12.09.2011 | aktual.: 12.09.2011 16:04
Projekt "Dookoła Świata za Pomocną Dłoń" to inicjatywa Fundacji Szkoła Pod Żaglami Krzysztofa Baranowskiego. Uczniowie II klas gimnazjum, którzy w czasie roku szkolnego 2011/2012 będą angażować się w działalność wolontariacką, po przejściu eliminacji finałowych nagrodzeni zostaną rejsem na pokładzie żaglowca "Fryderyk Chopin" w 2012 r.

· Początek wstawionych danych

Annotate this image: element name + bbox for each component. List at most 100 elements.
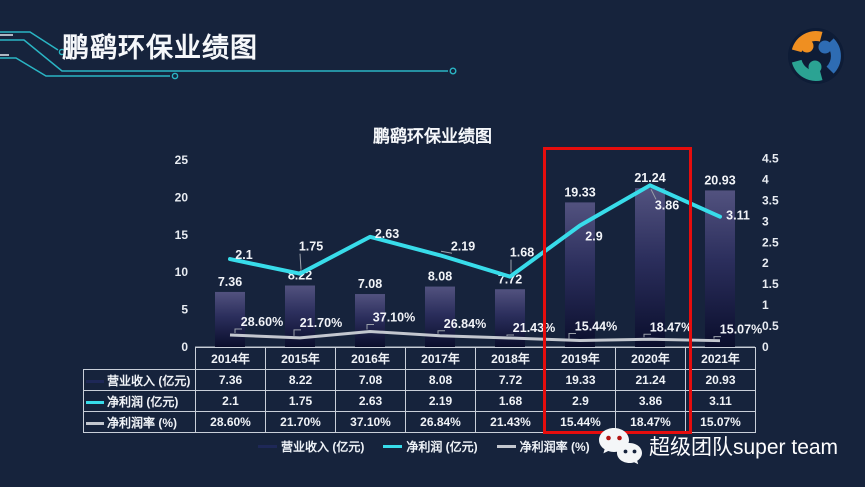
table-row-label: 净利润率 (%): [83, 411, 196, 433]
table-cell: 2.63: [335, 390, 406, 412]
label-leader: [713, 336, 721, 339]
bar-value-label: 8.08: [428, 270, 452, 284]
margin-label: 26.84%: [444, 317, 486, 331]
legend-item: 净利润率 (%): [496, 438, 590, 455]
bar-2018年: [495, 289, 525, 347]
legend-item: 净利润 (亿元): [383, 438, 478, 455]
table-cell: 3.11: [685, 390, 756, 412]
label-leader: [293, 329, 301, 336]
chart-title: 鹏鹞环保业绩图: [373, 127, 492, 146]
right-axis-tick: 1.5: [762, 277, 779, 291]
left-axis-tick: 20: [175, 190, 189, 204]
team-rings-logo: [788, 28, 844, 84]
series-swatch: [86, 379, 104, 383]
series-name: 营业收入 (亿元): [107, 373, 191, 388]
wechat-icon: [599, 428, 642, 465]
net-profit-label: 2.19: [451, 239, 475, 253]
net-profit-label: 2.1: [235, 248, 252, 262]
table-header-row: 2014年 2015年 2016年 2017年 2018年 2019年 2020年 2021年: [84, 347, 756, 370]
bar-2017年: [425, 286, 455, 347]
bar-value-label: 7.08: [358, 277, 382, 291]
bar-value-label: 7.72: [498, 272, 522, 286]
label-leader: [506, 334, 514, 337]
table-row-label: 净利润 (亿元): [83, 390, 196, 412]
right-axis-tick: 3: [762, 214, 769, 228]
label-leader: [234, 328, 242, 334]
margin-label: 21.70%: [300, 316, 342, 330]
table-year-header: 2015年: [265, 347, 336, 370]
margin-label: 28.60%: [241, 315, 283, 329]
table-cell: 15.07%: [685, 411, 756, 433]
series-swatch: [86, 421, 104, 425]
table-cell: 20.93: [685, 369, 756, 391]
net-profit-label: 3.11: [726, 209, 750, 223]
right-axis-tick: 4.5: [762, 152, 779, 166]
table-cell: 2.1: [195, 390, 266, 412]
table-cell: 19.33: [545, 369, 616, 391]
right-axis-tick: 1: [762, 298, 769, 312]
table-cell: 7.72: [475, 369, 546, 391]
table-cell: 21.70%: [265, 411, 336, 433]
label-leader: [440, 250, 453, 254]
table-year-header: 2018年: [475, 347, 546, 370]
table-cell: 2.19: [405, 390, 476, 412]
table-row-label: 营业收入 (亿元): [83, 369, 196, 391]
table-cell: 7.36: [195, 369, 266, 391]
series-name: 净利润率 (%): [107, 415, 177, 430]
series-name: 净利润 (亿元): [107, 394, 179, 409]
bar-value-label: 7.36: [218, 275, 242, 289]
bar-value-label: 20.93: [704, 173, 735, 187]
right-axis-tick: 0.5: [762, 319, 779, 333]
table-cell: 1.75: [265, 390, 336, 412]
table-corner-cell: [84, 348, 196, 370]
table-year-header: 2021年: [685, 347, 756, 370]
net-profit-label: 1.75: [299, 240, 323, 254]
left-axis-tick: 5: [181, 303, 188, 317]
table-cell: 1.68: [475, 390, 546, 412]
table-cell: 18.47%: [615, 411, 686, 433]
legend-item: 营业收入 (亿元): [258, 438, 364, 455]
table-cell: 7.08: [335, 369, 406, 391]
table-cell: 21.43%: [475, 411, 546, 433]
right-axis-tick: 3.5: [762, 193, 779, 207]
table-year-header: 2014年: [195, 347, 266, 370]
table-cell: 8.08: [405, 369, 476, 391]
legend-label: 营业收入 (亿元): [281, 440, 365, 454]
margin-label: 37.10%: [373, 310, 415, 324]
table-row: 净利润率 (%) 28.60% 21.70% 37.10% 26.84% 21.43% 15…: [83, 411, 756, 433]
chart-legend: 营业收入 (亿元) 净利润 (亿元) 净利润率 (%): [258, 438, 590, 455]
table-cell: 37.10%: [335, 411, 406, 433]
legend-swatch: [258, 445, 277, 448]
bar-2016年: [355, 294, 385, 347]
left-axis-tick: 15: [175, 228, 189, 242]
right-axis-tick: 0: [762, 340, 769, 354]
net-profit-label: 1.68: [510, 246, 534, 260]
table-year-header: 2019年: [545, 347, 616, 370]
right-axis-tick: 2: [762, 256, 769, 270]
table-row: 营业收入 (亿元) 7.36 8.22 7.08 8.08 7.72 19.33 21.24 2…: [83, 369, 756, 391]
footer-brand: 超级团队super team: [649, 436, 839, 459]
label-leader: [299, 253, 302, 270]
legend-swatch: [496, 445, 516, 448]
legend-label: 净利润 (亿元): [406, 440, 478, 454]
legend-swatch: [383, 445, 403, 448]
bar-2014年: [215, 291, 245, 347]
table-year-header: 2017年: [405, 347, 476, 370]
left-axis-tick: 10: [175, 265, 189, 279]
label-leader: [366, 323, 374, 330]
table-year-header: 2016年: [335, 347, 406, 370]
page-title: 鹏鹞环保业绩图: [62, 33, 258, 63]
bar-2015年: [285, 285, 315, 347]
label-leader: [437, 330, 445, 334]
table-cell: 26.84%: [405, 411, 476, 433]
series-swatch: [86, 400, 104, 404]
legend-label: 净利润率 (%): [519, 440, 590, 454]
data-table: 2014年 2015年 2016年 2017年 2018年 2019年 2020年 2021年…: [83, 347, 756, 433]
right-axis-tick: 4: [762, 172, 769, 186]
net-profit-label: 2.63: [375, 227, 399, 241]
table-cell: 15.44%: [545, 411, 616, 433]
margin-label: 15.07%: [720, 323, 762, 337]
table-cell: 28.60%: [195, 411, 266, 433]
bar-2021年: [705, 190, 735, 347]
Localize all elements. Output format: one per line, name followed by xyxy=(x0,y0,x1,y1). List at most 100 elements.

17 września ze szczecińskiego portu wyruszy na Martynikę grupa młodzieży z poprzedniej edycji "Szkoły pod Żaglami". 29 października 2010 r. rejs został przerwany przez potężny sztorm, który złamał oba maszty żaglowca. W czerwcu "Fryderyk Chopin" został wykupiony od poprzedniego armatora przez firmę 3Oceans, która przeprowadziła remont żaglowca i zgodziła się udostępnić go "Szkole pod Żaglami" na trzy miesiące nie pobierając opłat czarterowych. Koszty paliwa, wyżywienia i opłat portowych wzięła na siebie Fundacja.
- Nie jest łatwo, płyniemy trochę w ciemno, na razie mamy środki tylko na kupno paliwa w Szczecinie, a nie wiemy za co zatankujemy na Wyspach Kanaryjskich - powiedział prezes Fundacji, kpt. Baranowski.
Współorganizatorzy akcji "Dookoła Świata za Pomocną Dłoń", Caritas i Związek Harcerstwa Polskiego, pomagają uczestnikom znaleźć pole do aktywności wolontariackiej, którą potem formalnie potwierdzają. Następnie uczniowie przechodzą eliminacje sprawnościowe, a najlepszych trzydziestu z nich kwalifikuje się na rejs oceaniczny. Dla innych gimnazjalistów Fundacja organizuje w czerwcu tzw. "rejsy pocieszenia" po Bałtyku lub Mazurach.
"Szkoła pod Żaglami" to nie tylko podróż dookoła świata. W czasie rejsu uczniowie kontynuują edukację zgodnie z programem szkolnym dla III klas gimnazjum, uczą się przez 7 dni w tygodniu, nie licząc zejść do portów. - Przy okazji mogą posmakować słonej wody i wykształcić w sobie ducha młodych rycerzy - dodał Baranowski.
Według młodych uczestników rejsu, podróż ze "Szkołą pod Żaglami" to wspaniała szkoła charakteru, a wolontariat poprzedzający rejs trwale pobudza w nich chęć pomagania innym, którą dodatkowo umacnia dojrzałość zdobyta dzięki odbytej podróży.
Według organizatorów projektu, być może za rok dzięki pomocy sponsorów w rejs wyruszą dwa żaglowce, które w drogę powrotną do Polski zabiorą młodzież polonijną.